LES TROIS PILIERS D'UNE ÉDUCATION
Ce que le karaté m'a donné, ce sont de nouveaux repères, un enracinement au sol et – comme le gars de Manpower – la nécessité d'ouvrir les bras, pour aller chercher d'un côté, rendre de l'autre. J'essaye de faire comprendre rapidement aux jeunes qu'ils s'insèrent dans une chaîne dont ils sont devenus des maillons.
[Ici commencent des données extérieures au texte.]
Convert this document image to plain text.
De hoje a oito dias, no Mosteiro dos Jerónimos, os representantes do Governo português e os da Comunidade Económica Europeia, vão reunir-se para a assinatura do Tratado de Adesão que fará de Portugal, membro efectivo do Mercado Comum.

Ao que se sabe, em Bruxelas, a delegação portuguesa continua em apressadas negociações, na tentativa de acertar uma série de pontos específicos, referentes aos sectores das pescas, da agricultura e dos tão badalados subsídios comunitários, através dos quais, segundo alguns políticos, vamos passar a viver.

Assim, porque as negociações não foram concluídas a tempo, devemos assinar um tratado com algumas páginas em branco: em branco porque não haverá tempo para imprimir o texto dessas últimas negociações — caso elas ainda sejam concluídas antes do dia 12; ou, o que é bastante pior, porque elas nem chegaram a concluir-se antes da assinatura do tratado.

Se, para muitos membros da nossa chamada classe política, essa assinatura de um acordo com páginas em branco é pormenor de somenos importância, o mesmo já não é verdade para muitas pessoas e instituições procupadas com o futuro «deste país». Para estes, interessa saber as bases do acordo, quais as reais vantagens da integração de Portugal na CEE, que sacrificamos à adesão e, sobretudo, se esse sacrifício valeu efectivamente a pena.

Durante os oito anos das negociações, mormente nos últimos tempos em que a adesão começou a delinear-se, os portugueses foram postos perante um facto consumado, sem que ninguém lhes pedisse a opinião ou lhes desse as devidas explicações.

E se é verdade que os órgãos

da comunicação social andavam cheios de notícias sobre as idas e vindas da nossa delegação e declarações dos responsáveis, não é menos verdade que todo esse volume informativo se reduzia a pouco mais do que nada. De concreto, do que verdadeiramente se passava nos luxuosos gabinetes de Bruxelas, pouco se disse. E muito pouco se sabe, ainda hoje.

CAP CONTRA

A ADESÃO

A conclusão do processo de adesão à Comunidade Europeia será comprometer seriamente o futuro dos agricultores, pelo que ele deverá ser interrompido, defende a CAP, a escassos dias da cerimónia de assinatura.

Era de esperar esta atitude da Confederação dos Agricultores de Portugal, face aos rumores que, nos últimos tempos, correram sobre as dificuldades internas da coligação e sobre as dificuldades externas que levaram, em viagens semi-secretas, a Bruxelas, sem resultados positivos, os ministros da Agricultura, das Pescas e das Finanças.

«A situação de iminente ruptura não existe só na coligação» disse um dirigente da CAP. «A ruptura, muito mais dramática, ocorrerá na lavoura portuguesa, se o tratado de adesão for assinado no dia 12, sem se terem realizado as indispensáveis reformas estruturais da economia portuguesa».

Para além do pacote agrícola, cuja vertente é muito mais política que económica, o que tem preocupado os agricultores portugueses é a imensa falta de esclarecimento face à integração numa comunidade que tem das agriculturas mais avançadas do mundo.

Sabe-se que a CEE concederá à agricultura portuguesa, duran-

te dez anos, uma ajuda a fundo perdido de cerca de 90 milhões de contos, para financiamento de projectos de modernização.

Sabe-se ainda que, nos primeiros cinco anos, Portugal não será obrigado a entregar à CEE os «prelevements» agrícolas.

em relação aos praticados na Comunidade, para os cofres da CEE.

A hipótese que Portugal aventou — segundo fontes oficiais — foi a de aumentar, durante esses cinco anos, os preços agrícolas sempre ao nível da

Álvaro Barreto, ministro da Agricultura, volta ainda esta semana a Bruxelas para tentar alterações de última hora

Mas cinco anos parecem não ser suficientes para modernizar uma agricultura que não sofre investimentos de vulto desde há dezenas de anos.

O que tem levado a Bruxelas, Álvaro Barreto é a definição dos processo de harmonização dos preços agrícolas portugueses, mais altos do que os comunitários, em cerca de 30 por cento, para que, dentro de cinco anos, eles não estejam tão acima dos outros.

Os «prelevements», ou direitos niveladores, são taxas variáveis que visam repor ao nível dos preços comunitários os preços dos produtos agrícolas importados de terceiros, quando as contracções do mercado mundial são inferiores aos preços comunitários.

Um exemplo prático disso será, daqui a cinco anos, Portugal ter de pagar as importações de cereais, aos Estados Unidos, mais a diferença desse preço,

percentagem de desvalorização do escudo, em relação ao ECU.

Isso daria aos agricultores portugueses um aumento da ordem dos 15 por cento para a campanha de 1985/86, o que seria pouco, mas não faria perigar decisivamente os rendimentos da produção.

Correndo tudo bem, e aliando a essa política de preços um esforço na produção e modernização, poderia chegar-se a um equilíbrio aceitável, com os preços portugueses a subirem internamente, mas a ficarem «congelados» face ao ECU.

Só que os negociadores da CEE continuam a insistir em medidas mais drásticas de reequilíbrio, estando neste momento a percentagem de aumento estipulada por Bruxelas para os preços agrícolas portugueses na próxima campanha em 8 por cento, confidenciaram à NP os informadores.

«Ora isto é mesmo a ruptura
Quand je reviens de Mongolie, je suis encore remué d'avoir croisé des enfants qui vivent dans des conditions extrêmes et courent parfois sans chaussures dans le froid, vont chercher l'eau pour la famille à des kilomètres. Je retrouve notre jeunesse qui a tout, mais qui n'a rien si elle n'a pas d'espoir, d'envie, d'idéal. Il y a trois piliers fondamentaux à l'éducation telle que je la comprends : la famille, l'école et le sport. S'il n'y a pas de synergie et d'équilibre sur ces trois piliers, ça ne marche pas. Avec les trois, on peut avancer, rétablir de l'exigence, de l'exemplarité et de l'enthousiasme. On peut les aider à éviter les pièges dans lesquels il est si facile de tomber. Parfois il s'en faut d'une minute, d'une bonne réaction. Tant de choses se jouent sur les rencontres, les bonnes comme les mauvaises. S'entraîner c'est aussi ça : rencontrer des gens plus mûrs, plus sages qui t'ouvrent l'esprit. C'est pourquoi nous avons une telle responsabilité. Je me souviens de Jean-Claude Vandamme à 17 ans, qui venait faire des stages. Il pesait 71 kilos. Quelques années plus tard, il faisait 110 kilos de muscle. Il a choisi son destin et les ennuis qui vont avec. Il aurait pu devenir un excellent exemple.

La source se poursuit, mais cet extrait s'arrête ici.